Middlesbrough have an academy that has produced some promising players in recent times, Adam Johnson for one, but Strachan believes the most important requirement for this level is "character" and his Scottish recruits provide that, because in no small part of their experience in coping with the goldfish bowl existence of playing for an Old Firm club.

"The SPL breeds players with character," he said. "When you have played with the Old Firm, that is character testing. Anywhere else is like being on holiday."

These are battle-scarred pros, although McManus, who played the second half of last season on loan at Middlesbrough, has already noted the physicality of Championship strikers, a remark that cannot help but add weight to Black's damning assertion.

"If you have played for Rangers or Celtic you develop a real mental toughness," said Boyd. "There is so much scrutiny on you as players, so much pressure every day, that you end up with a skin like a rhino."

Apart from George Burley, who at Crystal Palace has succeeded in finding a job even more challenging than managing his national side, the Scots at the helm in the Championship are of a similar sort; tough men, moulded in the style of the godfather – or father in Darren Ferguson's case – of Scottish management. Today the Scotch Professors are no longer to be found on the field. Instead they have graduated to the bench.

Stars of the Championship season ahead: Kris Boyd (Middlesbrough)

There are few strikers who can produce a record to match that of Kris Boyd, one of Middlesbrough's new recruits. From the moment he replaced Ally McCoist for Kilmarnock at the start of the decade he has scored goals, and plenty of them.

The statistics are impressive. He scored 63 times in 153 games for Kilmarnock – a side that often struggled – and 101 goals in 143 games for Rangers. For Scotland he has seven goals in 16 games. Last season, as he netted five times against Dundee United, he overtook Henrik Larsson as the Scottish Premier League's all-time top scorer.

It is a return that has attracted plenty interest from outside Scotland – Kilmarnock twice accepted offers from Cardiff and Sheffield Wednesday but Boyd turned them down and last year Birmingham had a £4m offer accepted by Rangers only for Boyd to once again stay put. He rejected three offers from Turkish clubs that offered a larger salary before finally agreeing to move south and link up with Gordon Strachan.

But for all his goals there remains a doubt over whether he will be able to succeed in the Championship. Walter Smith, the Rangers manager, would often leave him on the bench when he played one up front in Europe. He is a limited player outside the box and will have to adapt quickly to the greater physical demands in England, where there will be far fewer one-sided games.

Championship Scots

George Burley (Crystal Palace)

Took over at Selhurst Park last month after leaving the Scotland job last year.

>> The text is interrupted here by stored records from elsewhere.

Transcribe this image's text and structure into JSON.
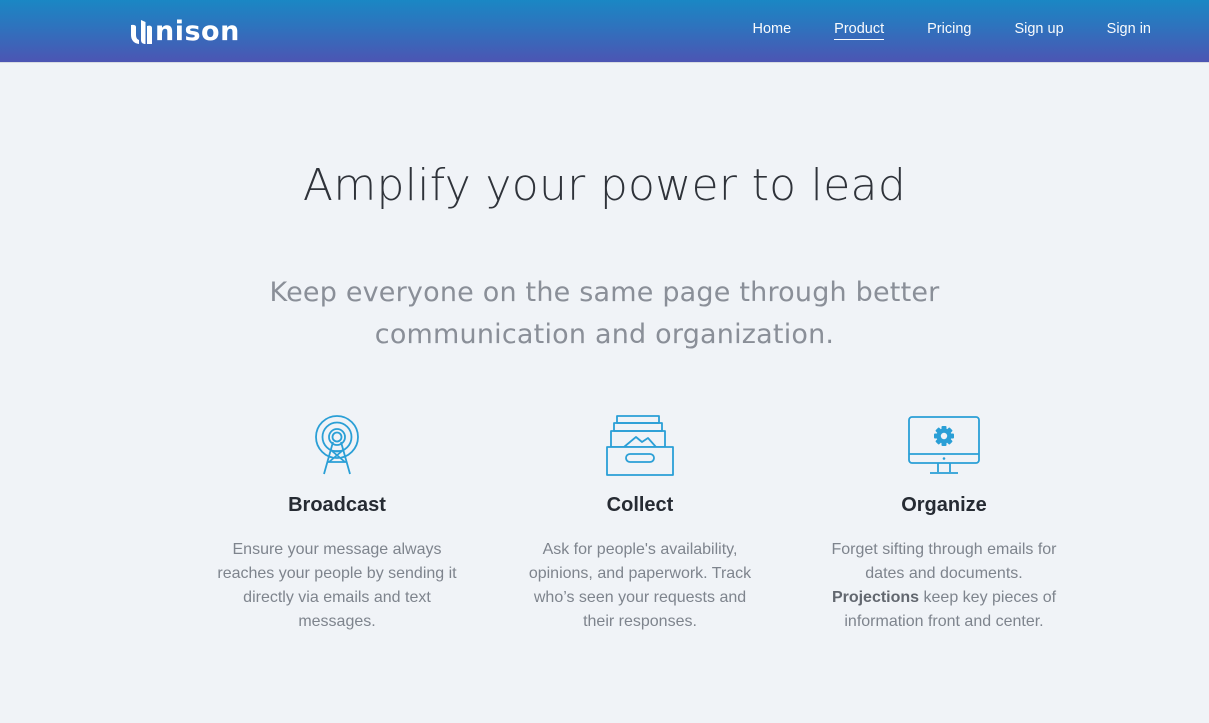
{
  "brand": {
    "name": "nison",
    "logo_icon": "unison-u-logo"
  },
  "nav": {
    "items": [
      {
        "label": "Home",
        "active": false
      },
      {
        "label": "Product",
        "active": true
      },
      {
        "label": "Pricing",
        "active": false
      },
      {
        "label": "Sign up",
        "active": false
      },
      {
        "label": "Sign in",
        "active": false
      }
    ]
  },
  "hero": {
    "title": "Amplify your power to lead",
    "subtitle_line1": "Keep everyone on the same page through better",
    "subtitle_line2": "communication and organization."
  },
  "features": [
    {
      "title": "Broadcast",
      "icon": "broadcast-tower-icon",
      "description": "Ensure your message always reaches your people by sending it directly via emails and text messages."
    },
    {
      "title": "Collect",
      "icon": "archive-box-icon",
      "description": "Ask for people's availability, opinions, and paperwork. Track who’s seen your requests and their responses."
    },
    {
      "title": "Organize",
      "icon": "monitor-gear-icon",
      "description_prefix": "Forget sifting through emails for dates and documents.",
      "description_bold": "Projections",
      "description_suffix": "keep key pieces of information front and center."
    }
  ],
  "colors": {
    "header_gradient_top": "#1a87c4",
    "header_gradient_bottom": "#4c55b3",
    "background": "#f0f3f7",
    "icon_stroke": "#2a9fd6"
  }
}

Billy Davies (Nottingham Forest)

Former Derby manager is beginning his second full campaign in charge. Led Forest to the play-offs last season.

Darren Ferguson (Preston)

Appointed in January after successful spell in charge at Peterborough.

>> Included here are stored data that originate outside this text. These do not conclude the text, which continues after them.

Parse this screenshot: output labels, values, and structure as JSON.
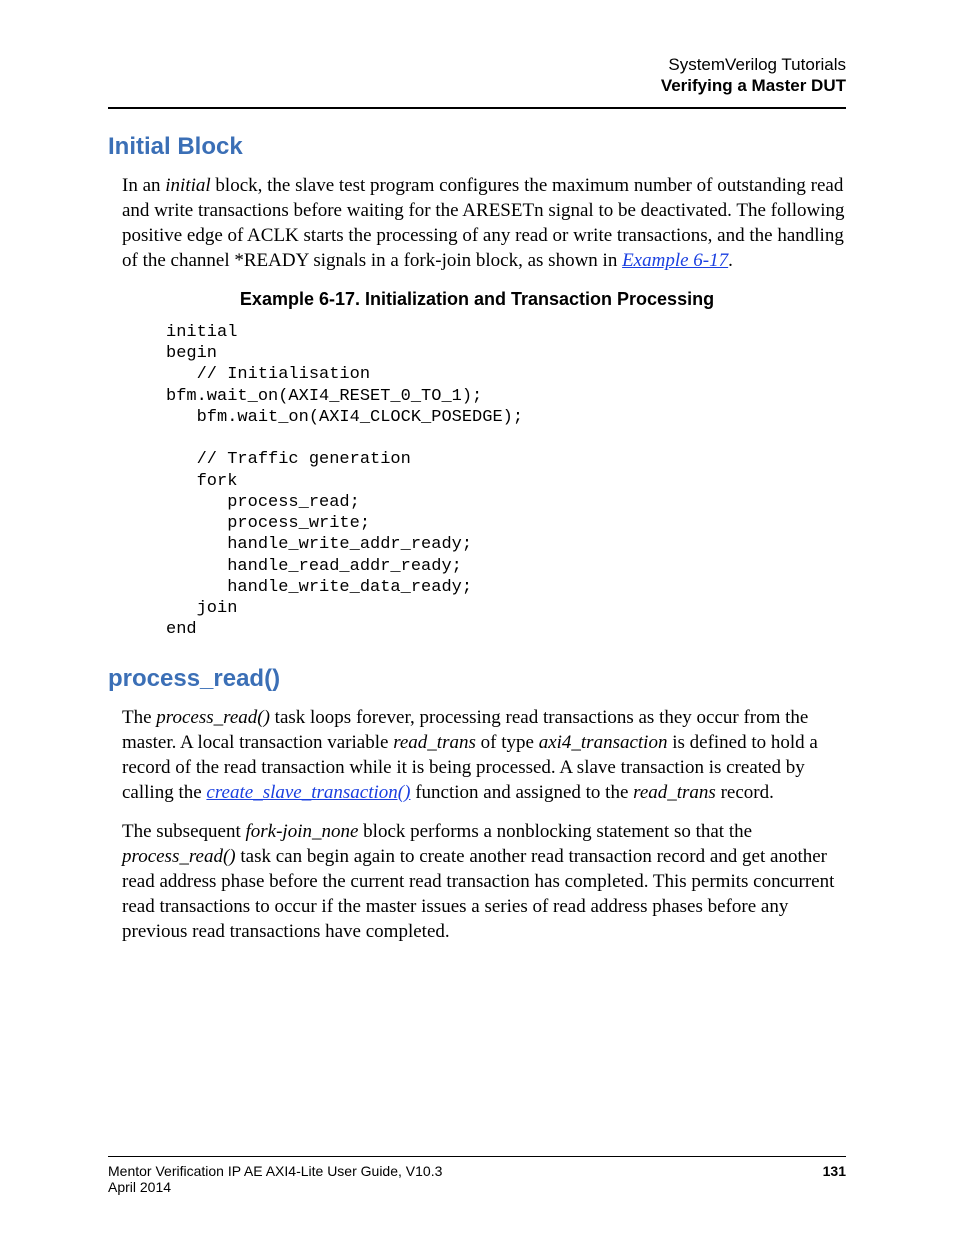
{
  "header": {
    "line1": "SystemVerilog Tutorials",
    "line2": "Verifying a Master DUT"
  },
  "sections": {
    "s1_title": "Initial Block",
    "s1_p1_a": "In an ",
    "s1_p1_b": "initial",
    "s1_p1_c": " block, the slave test program configures the maximum number of outstanding read and write transactions before waiting for the ARESETn signal to be deactivated. The following positive edge of ACLK starts the processing of any read or write transactions, and the handling of the channel *READY signals in a fork-join block, as shown in ",
    "s1_p1_link": "Example 6-17",
    "s1_p1_end": ".",
    "example_caption": "Example 6-17. Initialization and Transaction Processing",
    "code": "initial\nbegin\n   // Initialisation\nbfm.wait_on(AXI4_RESET_0_TO_1);\n   bfm.wait_on(AXI4_CLOCK_POSEDGE);\n\n   // Traffic generation\n   fork\n      process_read;\n      process_write;\n      handle_write_addr_ready;\n      handle_read_addr_ready;\n      handle_write_data_ready;\n   join\nend",
    "s2_title": "process_read()",
    "s2_p1_a": "The ",
    "s2_p1_b": "process_read()",
    "s2_p1_c": " task loops forever, processing read transactions as they occur from the master. A local transaction variable ",
    "s2_p1_d": "read_trans",
    "s2_p1_e": " of type ",
    "s2_p1_f": "axi4_transaction",
    "s2_p1_g": " is defined to hold a record of the read transaction while it is being processed. A slave transaction is created by calling the ",
    "s2_p1_link": "create_slave_transaction()",
    "s2_p1_h": " function and assigned to the ",
    "s2_p1_i": "read_trans",
    "s2_p1_j": " record.",
    "s2_p2_a": "The subsequent ",
    "s2_p2_b": "fork-join_none",
    "s2_p2_c": " block performs a nonblocking statement so that the ",
    "s2_p2_d": "process_read()",
    "s2_p2_e": " task can begin again to create another read transaction record and get another read address phase before the current read transaction has completed. This permits concurrent read transactions to occur if the master issues a series of read address phases before any previous read transactions have completed."
  },
  "footer": {
    "doc": "Mentor Verification IP AE AXI4-Lite User Guide, V10.3",
    "date": "April 2014",
    "page": "131"
  }
}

Paul Lambert (Norwich City)

Brought in from Colchester last August after their 7-1 victory at Carrow Road. Took Norwich up as champions.

Malky Mackay (Watford)

Made permanent manager last summer after brief caretaker spell.

Gordon Strachan (Middlesbrough)

Took over from Gareth Southgate last October following four seasons in charge at Celtic and an FA Cup final appearance with Southampton.